Durante il ventesimo secolo, ha prevalso un approccio scientifico alla malattia. Nel secondo dopoguerra in particolare, la ricerca medica ha vissuto una stagione di grande progresso in diversi ambiti, tra cui quello degli psicofarmaci. Nello stesso periodo, molte persone con demenza sono state inserite nei reparti psichiatrici quando il loro comportamento sembrava inspiegabile e trattate con farmaci psicoattivi. Più tardi, le persone con demenza hanno iniziato a vivere in case di cura dove si pratica il cosiddetto “orientamento alla realtà” (Holden e Woods 1988). L’approccio ha lo scopo di calmare e ridurre il disorientamento ma, nei fatti, implica che la persona con demenza venga “corretta” quando dice qualcosa di non adeguato. L’utilizzo di questa pratica ha inoltre l’effetto di far provare alla persona con demenza sentimenti di dolore anche più volte al giorno, ad esempio quando le viene chiesto dove si trovi la propria madre e le viene detto che è morta molto tempo prima.

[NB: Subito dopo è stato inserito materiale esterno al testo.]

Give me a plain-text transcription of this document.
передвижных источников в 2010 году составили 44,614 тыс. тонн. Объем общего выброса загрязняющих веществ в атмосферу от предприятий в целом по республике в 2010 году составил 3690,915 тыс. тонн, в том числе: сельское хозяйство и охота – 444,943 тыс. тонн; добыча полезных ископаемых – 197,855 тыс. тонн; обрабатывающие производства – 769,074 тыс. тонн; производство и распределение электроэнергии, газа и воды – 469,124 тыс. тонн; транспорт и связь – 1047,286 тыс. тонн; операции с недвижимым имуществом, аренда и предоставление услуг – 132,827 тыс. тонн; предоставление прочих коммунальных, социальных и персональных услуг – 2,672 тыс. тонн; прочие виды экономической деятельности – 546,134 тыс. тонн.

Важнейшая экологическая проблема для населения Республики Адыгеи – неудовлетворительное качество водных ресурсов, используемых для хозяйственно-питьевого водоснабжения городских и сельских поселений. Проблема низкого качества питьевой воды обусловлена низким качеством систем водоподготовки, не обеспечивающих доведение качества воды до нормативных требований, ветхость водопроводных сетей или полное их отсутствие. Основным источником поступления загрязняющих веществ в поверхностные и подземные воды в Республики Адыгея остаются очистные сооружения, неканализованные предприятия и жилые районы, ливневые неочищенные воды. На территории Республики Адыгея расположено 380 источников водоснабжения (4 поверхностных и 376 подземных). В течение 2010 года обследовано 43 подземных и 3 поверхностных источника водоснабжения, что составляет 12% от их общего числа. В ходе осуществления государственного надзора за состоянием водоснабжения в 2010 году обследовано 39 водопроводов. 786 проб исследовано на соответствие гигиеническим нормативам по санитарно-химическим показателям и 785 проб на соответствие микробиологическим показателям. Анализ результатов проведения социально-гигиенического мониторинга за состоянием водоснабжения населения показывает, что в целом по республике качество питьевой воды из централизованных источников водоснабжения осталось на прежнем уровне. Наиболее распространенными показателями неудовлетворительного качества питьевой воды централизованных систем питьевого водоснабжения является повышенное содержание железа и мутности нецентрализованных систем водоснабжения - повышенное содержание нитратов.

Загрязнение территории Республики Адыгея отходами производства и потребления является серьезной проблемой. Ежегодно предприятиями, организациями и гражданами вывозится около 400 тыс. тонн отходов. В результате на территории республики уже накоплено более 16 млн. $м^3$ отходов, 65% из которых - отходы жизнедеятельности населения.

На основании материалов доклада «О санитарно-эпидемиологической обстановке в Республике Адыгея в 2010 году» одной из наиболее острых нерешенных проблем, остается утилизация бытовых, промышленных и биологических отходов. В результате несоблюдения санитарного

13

Negli anni Ottanta, Tom Kitwood ha iniziato a lavorare con l’approccio centrato sulla persona, in un momento in cui al posto del paradigma biomedico inizia ad affermarsi un approccio più psicosociale alla salute delle persone in generale e di quelle con demenza in particolare.
Tom Kitwood costruisce il suo modello a partire dal lavoro del filosofo tedesco Martin Buber sulla relazione tra le persone come una relazione “Io-tu”, al contrario di un rapporto “Io-esso”, con una revisione della relazione con la persona malata. Anche il lavoro dello psicologo Carl Roger sull’approccio centrato sulla persona nella relazione terapeutica ha avuto una grande influenza su questo modello. L’approccio centrato sulla persona di Tom Kitwood dovrebbe essere visto come una critica agli approcci e ai trattamenti delle persone con demenza che enfatizzano solo la disabilità e la malattia della persona.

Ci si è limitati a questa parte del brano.